Is it possible to configure a kubernetes_persistent_volume using DigitalOcean volumes with Terraform? I can do it with a YAML file for kubectl. eg:

apiVersion: v1
kind: PersistentVolumeClaim
metadata:
  labels:
    app: myapp
  name: myapp-config-pvc
spec:
  accessModes:
  - ReadWriteOnce
  resources:
    requests:
      storage: 1Gi
  storageClassName: do-block-storage

but when I try to do the same with Terraform, it wants a persistent_volume_source. Offering an empty persistence_volume_source will pass a terraform plan, but when I try to apply, it complains. “Error: PersistentVolume “myapp-config-pv” is invalid: spec: Required value: must specify a volume type”

resource "kubernetes_persistent_volume" "myapp-config-pv" {
  metadata {
    name = "myapp-config-pv"
  }
  spec {
    access_modes = ["ReadWriteOnce"]
    storage_class_name = "do-block-storage"
    persistent_volume_source { }
    capacity = {
      storage = "1Gi"
    }
  }
}

I don’t really know where to go from here.

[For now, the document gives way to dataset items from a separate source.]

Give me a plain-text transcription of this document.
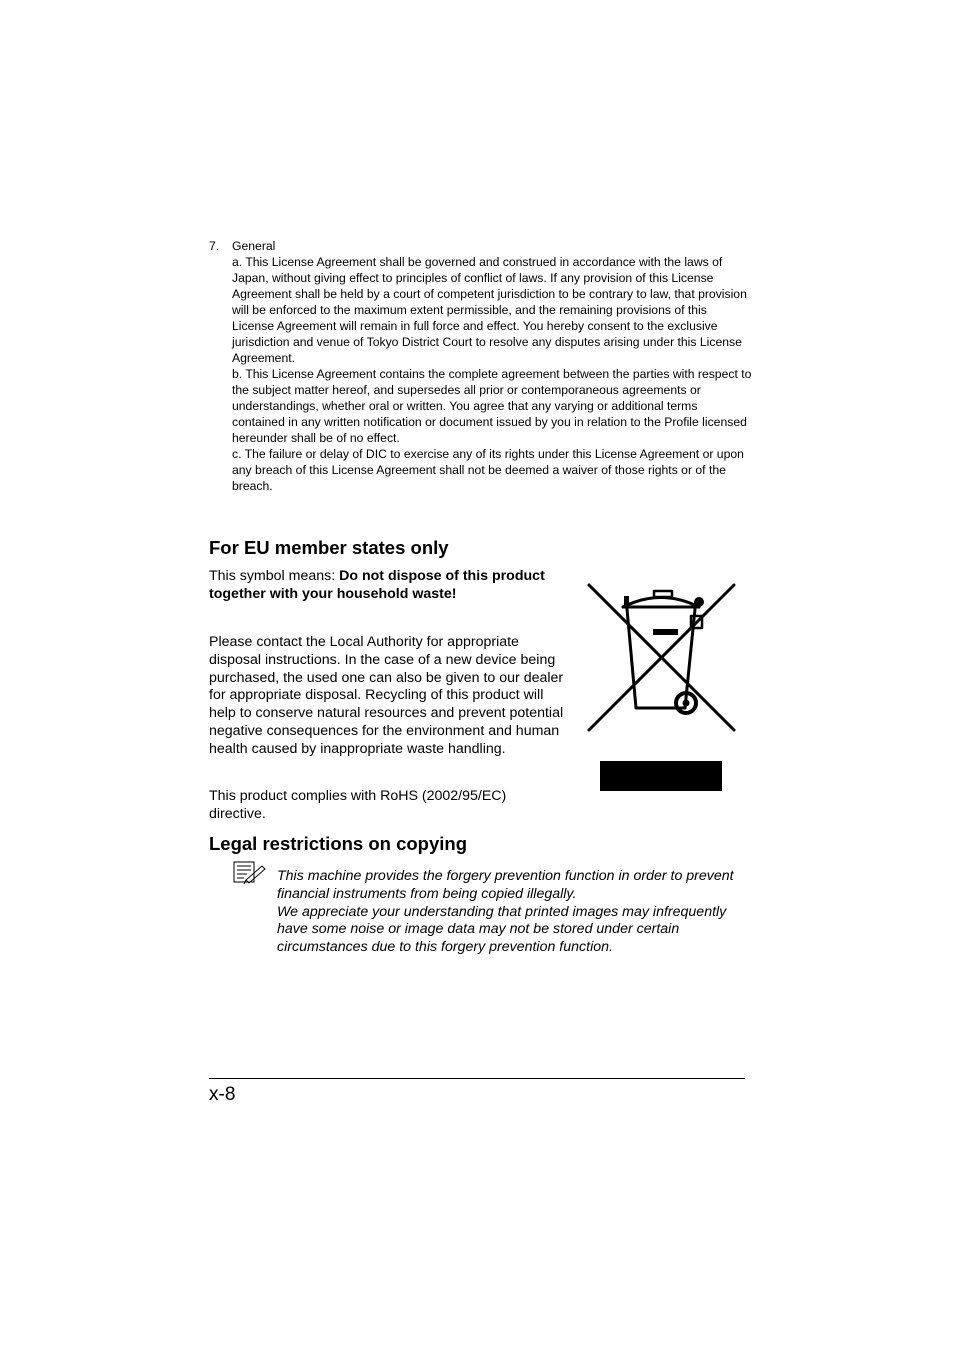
7. General

a. This License Agreement shall be governed and construed in accordance with the laws of Japan, without giving effect to principles of conflict of laws. If any provision of this License Agreement shall be held by a court of competent jurisdiction to be contrary to law, that provision will be enforced to the maximum extent permissible, and the remaining provisions of this License Agreement will remain in full force and effect. You hereby consent to the exclusive jurisdiction and venue of Tokyo District Court to resolve any disputes arising under this License Agreement.

b. This License Agreement contains the complete agreement between the parties with respect to the subject matter hereof, and supersedes all prior or contemporaneous agreements or understandings, whether oral or written. You agree that any varying or additional terms contained in any written notification or document issued by you in relation to the Profile licensed hereunder shall be of no effect.

c. The failure or delay of DIC to exercise any of its rights under this License Agreement or upon any breach of this License Agreement shall not be deemed a waiver of those rights or of the breach.

For EU member states only
This symbol means: Do not dispose of this product together with your household waste!
Please contact the Local Authority for appropriate disposal instructions. In the case of a new device being purchased, the used one can also be given to our dealer for appropriate disposal. Recycling of this product will help to conserve natural resources and prevent potential negative consequences for the environment and human health caused by inappropriate waste handling.
This product complies with RoHS (2002/95/EC) directive.
Legal restrictions on copying

This machine provides the forgery prevention function in order to prevent financial instruments from being copied illegally.

We appreciate your understanding that printed images may infrequently have some noise or image data may not be stored under certain circumstances due to this forgery prevention function.

x-8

None of the arguments in the TF docs ( https://www.terraform.io/docs/providers/kubernetes/r/persistent_volume.html#persistent_volume_source-1 ) seem relevant. What am I missing?

Hi! Looks like you are using the kubernetes_persistent_volume resource, but you need the kubernetes_persistent_volume_claim one. Generally with managed providers like DigitalOcean, you do not need to create a PV, just a PVC. Even in a non-managed set up, the PV is generally created by the cluster administrator while the PVC is used by the end-user.

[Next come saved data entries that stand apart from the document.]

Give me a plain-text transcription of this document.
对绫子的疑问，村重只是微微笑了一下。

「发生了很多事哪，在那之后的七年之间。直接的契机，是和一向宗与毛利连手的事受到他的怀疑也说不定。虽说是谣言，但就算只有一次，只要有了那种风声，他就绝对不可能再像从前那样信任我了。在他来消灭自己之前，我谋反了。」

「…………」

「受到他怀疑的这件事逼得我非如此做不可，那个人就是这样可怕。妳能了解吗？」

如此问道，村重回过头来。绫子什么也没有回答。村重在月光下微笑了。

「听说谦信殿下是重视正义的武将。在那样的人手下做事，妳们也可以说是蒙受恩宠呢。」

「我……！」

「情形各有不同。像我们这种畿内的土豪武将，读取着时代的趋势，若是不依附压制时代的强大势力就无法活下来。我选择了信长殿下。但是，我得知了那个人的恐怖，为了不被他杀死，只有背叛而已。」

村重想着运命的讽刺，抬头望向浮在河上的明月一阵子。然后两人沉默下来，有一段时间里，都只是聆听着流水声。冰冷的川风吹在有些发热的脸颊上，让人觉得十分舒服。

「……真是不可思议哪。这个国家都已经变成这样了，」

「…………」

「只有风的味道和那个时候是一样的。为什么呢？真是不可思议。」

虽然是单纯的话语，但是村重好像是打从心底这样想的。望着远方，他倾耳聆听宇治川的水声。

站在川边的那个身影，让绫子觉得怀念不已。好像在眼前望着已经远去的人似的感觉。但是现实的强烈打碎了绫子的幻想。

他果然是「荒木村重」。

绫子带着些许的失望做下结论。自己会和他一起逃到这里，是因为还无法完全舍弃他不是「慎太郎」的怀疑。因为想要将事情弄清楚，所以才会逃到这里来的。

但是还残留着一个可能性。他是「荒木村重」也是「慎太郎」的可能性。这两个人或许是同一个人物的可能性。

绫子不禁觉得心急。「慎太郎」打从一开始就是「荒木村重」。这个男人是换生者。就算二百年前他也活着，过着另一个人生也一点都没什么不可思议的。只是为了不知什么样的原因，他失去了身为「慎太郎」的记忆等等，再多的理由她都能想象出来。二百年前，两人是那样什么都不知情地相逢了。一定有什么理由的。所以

A PersistentVolume (PV) is a piece of storage in the cluster that has been provisioned by an administrator or dynamically provisioned using Storage Classes. It is a resource in the cluster just like a node is a cluster resource. PVs are volume plugins like Volumes, but have a lifecycle independent of any individual Pod that uses the PV. This API object captures the details of the implementation of the storage, be that NFS, iSCSI, or a cloud-provider-specific storage system.

A PersistentVolumeClaim (PVC) is a request for storage by a user. It is similar to a Pod. Pods consume node resources and PVCs consume PV resources. Pods can request specific levels of resources (CPU and Memory). Claims can request specific size and access modes (e.g., they can be mounted ReadWriteOnce, ReadOnlyMany or ReadWriteMany, see AccessModes).

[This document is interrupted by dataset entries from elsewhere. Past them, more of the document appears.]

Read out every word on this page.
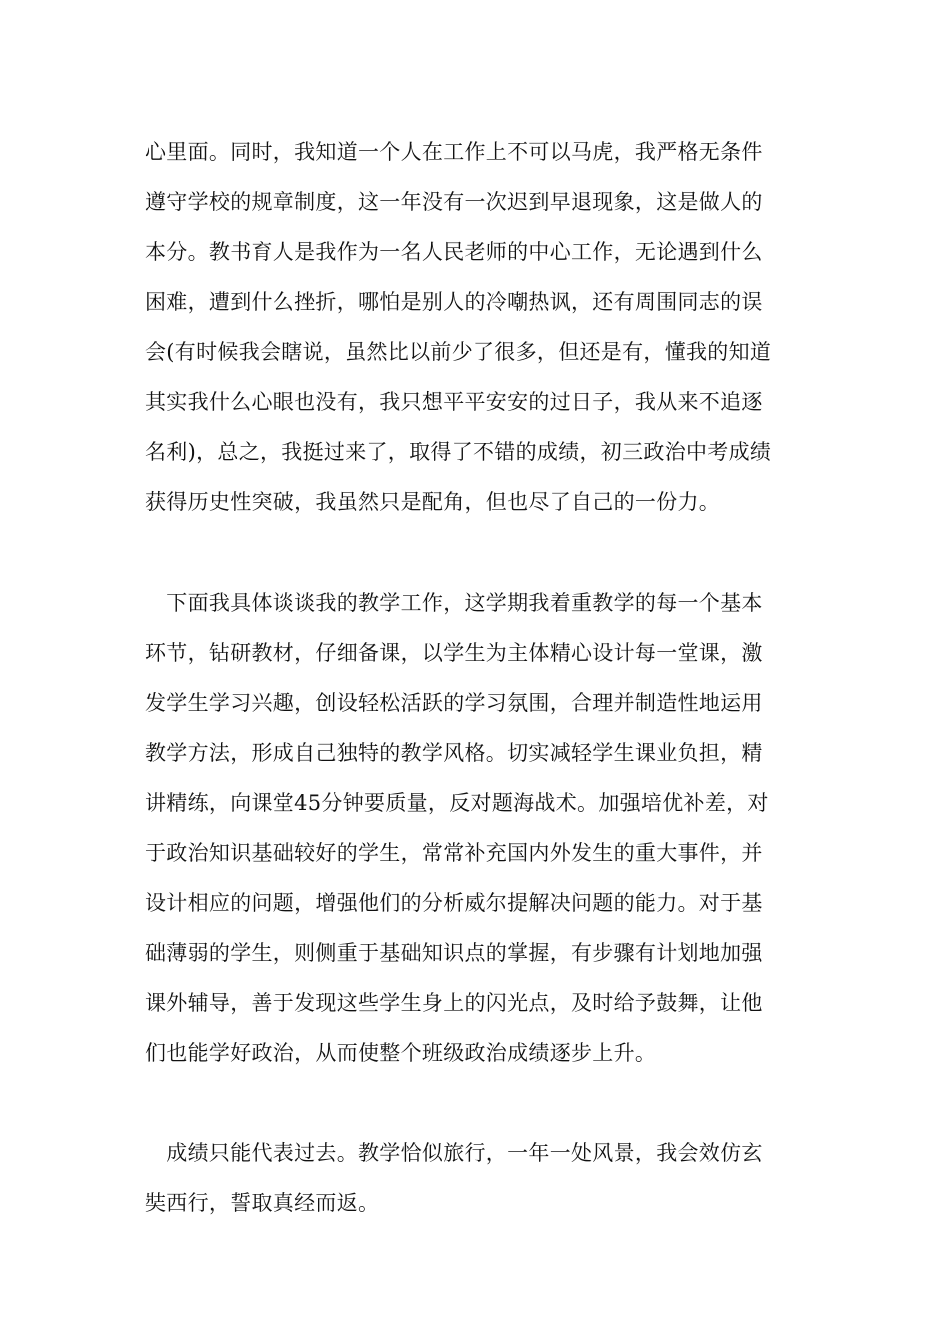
心里面。同时，我知道一个人在工作上不可以马虎，我严格无条件
遵守学校的规章制度，这一年没有一次迟到早退现象，这是做人的
本分。教书育人是我作为一名人民老师的中心工作，无论遇到什么
困难，遭到什么挫折，哪怕是别人的冷嘲热讽，还有周围同志的误
会(有时候我会瞎说，虽然比以前少了很多，但还是有，懂我的知道
其实我什么心眼也没有，我只想平平安安的过日子，我从来不追逐
名利)，总之，我挺过来了，取得了不错的成绩，初三政治中考成绩
获得历史性突破，我虽然只是配角，但也尽了自己的一份力。
　下面我具体谈谈我的教学工作，这学期我着重教学的每一个基本
环节，钻研教材，仔细备课，以学生为主体精心设计每一堂课，激
发学生学习兴趣，创设轻松活跃的学习氛围，合理并制造性地运用
教学方法，形成自己独特的教学风格。切实减轻学生课业负担，精
讲精练，向课堂45分钟要质量，反对题海战术。加强培优补差，对
于政治知识基础较好的学生，常常补充国内外发生的重大事件，并
设计相应的问题，增强他们的分析威尔提解决问题的能力。对于基
础薄弱的学生，则侧重于基础知识点的掌握，有步骤有计划地加强
课外辅导，善于发现这些学生身上的闪光点，及时给予鼓舞，让他
们也能学好政治，从而使整个班级政治成绩逐步上升。
　成绩只能代表过去。教学恰似旅行，一年一处风景，我会效仿玄
奘西行，誓取真经而返。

So you want something like:

resource "kubernetes_persistent_volume_claim" "myapp-config-pv" {
  metadata {
    name = "myapp-config-pv"
  }
  spec {
    access_modes = ["ReadWriteOnce"]
    storage_class_name = "do-block-storage"
    resources {
      requests = {
        storage = "1Gi"
      }
    }
  }
}

That fixed it. Thanks! I have a related question:

In the yaml that I’m using above, the name of the claim is “myapp-config-pvc”. When I do the deployment using kubectl, I use that same claimName to specify the volume. But in Terraform, I have to use “kubernetes_persistent_volume_claim.myapp-config-pvc.metadata.0.name”.
I understand that the volume that was actually created by digital ocean got a different name, and that’s what’s being looked up with “[…].metadata.0.name”, but I wonder why I can’t just use the name of the claim. Seems like an extra step that terraform should be able to do, especially since kubectl can. Did I do it wrong somehow, or is this expected behaviour?